When dealing with data gathered from UAS, one common issue that first responders will run into is the limitation of how long it takes to turn a series of images into an orthomosaic and digital surface model. The data gathered certainly can be used to query massive amounts of information about the environment but in situations where fast responses are required, this may not be an option. This is where geospatial video comes into play.
Geospatial video is an emerging technology in UAS that can be used to gather measurements in real time. The process requires an aircraft capable of recording its GPS location along with the video normally captured. The log files from the aircraft are combined with the video after flight to create a set of coordinates showing the locations of certain events in the video. This can be particularly useful for being able to review the imagery gathered by clicking on a point on the map and watching the associated segment of the video file.
Since this doesn’t actually do any editing of the raw imagery from the aircraft, the processing only takes a few minutes to complete. The data may not be able to give a direct measurement of elevations of the ground, but it can be used for situations like fire fighting where exact locations accurate to within a foot are not necessary. If firefighters were to use orthomosaic based image processing, the fire would likely have already destroyed the building or section of forest before a map could be created.
During my experiments, I used the free software VideoTagger by Remote Geo. The free version does have limitations on what kinds of files it can output but these limitations are well within the range of reason for what I was doing. To get started, I didn’t like how the map only showed streets. I found an option in the toolbar to change it to an imagery base layer which allows me to see features on the ground such as trees on the map.
Now that I can see close-up objects, I can load the video and GPS log files into the software using the Geotagger tab. Since the video and GPS points may be off by a significant amount, they need to be matched using the Geotag function. This can be done by finding a defining point in the video such as crossing a road or making a turn and pausing the video. The associated GPS point can be selected and geotagged to create a link between the video and the GPS log. I added a few more points and the start and end waypoints to the video to make sure they played properly for the whole duration of the flight. To finish the process, the software will take these known locations and times within the video to connect the remaining GPS points to specific frames in the video.
As the video plays, the map will show a small yellow crosshair over the associated geotag. To search the video, a user can click any of the geotags to move the video player to the associated time.
To test the system further, I loaded another dataset from a recent controlled burn. The process worked the exact same way and worked although with some bugs. The software appears to play the points out of order if it isn’t closed and reopened between processing and playback. Reopening the processed output files however fixed the problem and the data was correctly presented for review.

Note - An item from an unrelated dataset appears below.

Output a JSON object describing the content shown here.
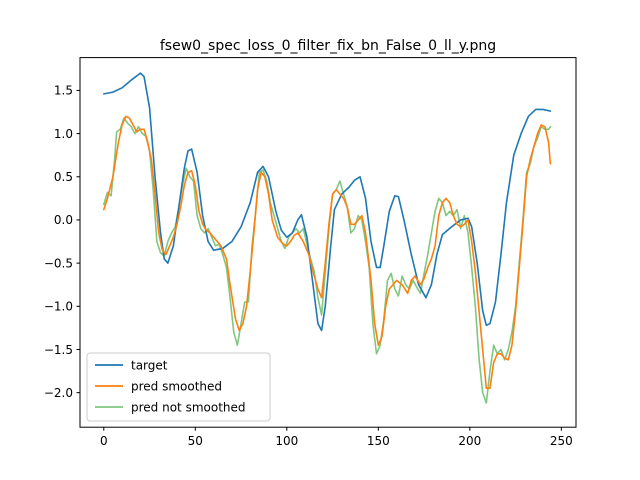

In conclusion, this software is capable of creating connections between the video and GPS coordinates of the data log. This can be useful for doing quick reviews of the surroundings in situations where a quick data turnaround is necessary. It does however have limitations on how it can be used since no elevation data can be extracted from the imagery without further processing. It also needs definable objects to be visible such as streets or buildings when setting the geotags, so this may not be the best solution when flying over environments such as forests or lakes which have no definable features.